Lehrer’s doctoral research on Jewish memory in Poland is being developed into a book. The thesis involved 18 months of ethnographic research in late 1999 through to 2001, supplemented by shorter trips over the past 15 years. Her work acknowledges the impact of the Holocaust on how the Jewish past is remembered in Poland, but considers how the country is becoming “a broader Jewish heritage site.”

The Centre for Ethnographic Research and Exhibition in the aftermath of Violence (CEREV) will be established with Lehrer’s CFI funding. “CEREV will enable curatorial experiments with which to explore ethnographically the meanings of genocide, tolerance, representation and reconciliation among Montreal’s post-conflict communities.”
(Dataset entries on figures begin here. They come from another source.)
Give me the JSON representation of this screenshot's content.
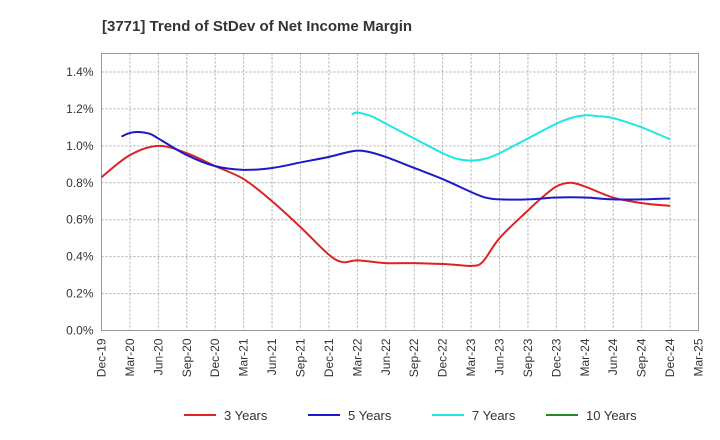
{
  "chart_data": {
    "type": "line",
    "title": "[3771]  Trend of StDev of Net Income Margin",
    "xlabel": "",
    "ylabel": "",
    "x_ticks": [
      "Dec-19",
      "Mar-20",
      "Jun-20",
      "Sep-20",
      "Dec-20",
      "Mar-21",
      "Jun-21",
      "Sep-21",
      "Dec-21",
      "Mar-22",
      "Jun-22",
      "Sep-22",
      "Dec-22",
      "Mar-23",
      "Jun-23",
      "Sep-23",
      "Dec-23",
      "Mar-24",
      "Jun-24",
      "Sep-24",
      "Dec-24",
      "Mar-25"
    ],
    "y_ticks": [
      "0.0%",
      "0.2%",
      "0.4%",
      "0.6%",
      "0.8%",
      "1.0%",
      "1.2%",
      "1.4%"
    ],
    "ylim": [
      0,
      1.5
    ],
    "grid": true,
    "legend_position": "bottom",
    "series": [
      {
        "name": "3 Years",
        "color": "#dd2222",
        "points": [
          [
            0,
            0.83
          ],
          [
            1,
            0.95
          ],
          [
            2,
            1.0
          ],
          [
            3,
            0.96
          ],
          [
            4,
            0.89
          ],
          [
            5,
            0.82
          ],
          [
            6,
            0.7
          ],
          [
            7,
            0.56
          ],
          [
            8,
            0.41
          ],
          [
            8.5,
            0.37
          ],
          [
            9,
            0.38
          ],
          [
            10,
            0.365
          ],
          [
            11,
            0.365
          ],
          [
            12,
            0.36
          ],
          [
            12.5,
            0.355
          ],
          [
            13,
            0.35
          ],
          [
            13.4,
            0.37
          ],
          [
            14,
            0.5
          ],
          [
            15,
            0.65
          ],
          [
            15.5,
            0.72
          ],
          [
            16,
            0.78
          ],
          [
            16.5,
            0.8
          ],
          [
            17,
            0.78
          ],
          [
            18,
            0.72
          ],
          [
            19,
            0.69
          ],
          [
            20,
            0.675
          ]
        ]
      },
      {
        "name": "5 Years",
        "color": "#1a1acc",
        "points": [
          [
            0.7,
            1.05
          ],
          [
            1,
            1.07
          ],
          [
            1.3,
            1.075
          ],
          [
            1.7,
            1.065
          ],
          [
            2,
            1.04
          ],
          [
            3,
            0.95
          ],
          [
            4,
            0.89
          ],
          [
            5,
            0.87
          ],
          [
            6,
            0.88
          ],
          [
            7,
            0.91
          ],
          [
            8,
            0.94
          ],
          [
            8.8,
            0.97
          ],
          [
            9.3,
            0.97
          ],
          [
            10,
            0.94
          ],
          [
            11,
            0.88
          ],
          [
            12,
            0.82
          ],
          [
            13,
            0.75
          ],
          [
            13.5,
            0.72
          ],
          [
            14,
            0.71
          ],
          [
            15,
            0.71
          ],
          [
            16,
            0.72
          ],
          [
            17,
            0.72
          ],
          [
            18,
            0.71
          ],
          [
            19,
            0.71
          ],
          [
            20,
            0.715
          ]
        ]
      },
      {
        "name": "7 Years",
        "color": "#22e6e6",
        "points": [
          [
            8.8,
            1.17
          ],
          [
            9,
            1.18
          ],
          [
            9.5,
            1.16
          ],
          [
            10,
            1.12
          ],
          [
            11,
            1.04
          ],
          [
            12,
            0.96
          ],
          [
            12.5,
            0.93
          ],
          [
            13,
            0.92
          ],
          [
            13.5,
            0.93
          ],
          [
            14,
            0.96
          ],
          [
            15,
            1.04
          ],
          [
            16,
            1.12
          ],
          [
            16.5,
            1.15
          ],
          [
            17,
            1.165
          ],
          [
            17.5,
            1.16
          ],
          [
            18,
            1.15
          ],
          [
            19,
            1.1
          ],
          [
            20,
            1.035
          ]
        ]
      },
      {
        "name": "10 Years",
        "color": "#228822",
        "points": []
      }
    ]
  }
}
This will allow students and faculty to “explore ways of ‘curating’ their research results in multimedia formats, communicating other layers of meaning and making it accessible to broader publics.” It will also challenge traditional notions of academic production and authority representing the “final word” by opening the door for dialogue, ongoing interaction and re-adaptations of how material is presented and received.

Lehrer herself is exploring these notions with a set of “conversation maps” that are offered alongside traditional tourist maps and pamphlets. Her materials direct people to a web site that addresses ideas about Poland with maps, text and podcasts presenting “conflicting claims on culture and the past, and the power and mythologization of place in collective memory.”

She is involved in the CURA oral history project currently operating within the History Department, but is also interested in the project itself as an object of study.

“Comparing and sharing narratives of suffering that are deep and central to particular communities’ senses of self can be fraught, especially when not all cases of victimhood are given equal recognition or legitimation by the public at large.” She is particularly intrigued by the project’s commitment to bring together people from different regions with different experiences of conflict.